Level Playing-Fields and Open Access
Yesterday, I wrote elsewhere about open standards, and how they sought to produce a level playing field for all. Similar thoughts have occurred to Stuart Shieber in this post about open access:
In summary, publishers see an unlevel playing field in choosing between the business models for their journals exactly because authors see an unlevel playing field in choosing between journals using the business models.
He has an interesting solution:To mitigate this problem—to place open-access processing-fee journals on a more equal competitive footing with subscription-fee journals—requires those underwriting the publisher's services for subscription-fee journals to commit to a simple “compact” guaranteeing their willingness to underwrite them for processing-fee journals as well.
He concludes:
If all schools and funders committed to the compact, a publisher could more safely move a journal to an open-access processing-fee business model without fear that authors would desert the journal for pecuniary reasons.
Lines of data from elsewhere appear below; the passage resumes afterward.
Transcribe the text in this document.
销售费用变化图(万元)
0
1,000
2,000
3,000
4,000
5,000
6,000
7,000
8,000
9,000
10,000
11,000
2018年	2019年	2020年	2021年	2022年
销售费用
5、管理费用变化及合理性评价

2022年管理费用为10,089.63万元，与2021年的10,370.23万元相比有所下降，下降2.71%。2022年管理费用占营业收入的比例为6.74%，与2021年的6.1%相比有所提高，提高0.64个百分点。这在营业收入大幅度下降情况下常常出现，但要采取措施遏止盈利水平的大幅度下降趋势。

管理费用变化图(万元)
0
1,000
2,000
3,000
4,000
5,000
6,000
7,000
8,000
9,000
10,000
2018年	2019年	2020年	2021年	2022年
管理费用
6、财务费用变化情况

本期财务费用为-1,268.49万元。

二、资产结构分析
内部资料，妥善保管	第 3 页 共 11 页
Support for the compact would also send a signal to publishers and scholarly societies that research universities and funders appreciate and value their contributions and that universities and funders promoting self-archiving have every intention of continuing to fund publication, albeit within a different model. Publishers willing to take a risk will be met by universities and funding agencies willing to support their bold move.
The new US administration could implement such a system through simple FRPAA-like legislation requiring funding agencies to commit to this open-access compact in a cost-neutral manner. Perhaps reimbursement would be limited to authors at universities and research institutions that themselves commit to a similar compact. As funding agencies and universities take on this commitment, we might transition to an efficient, sustainable journal publishing system in which publishers choose freely among business models on an equal footing, to the benefit of all.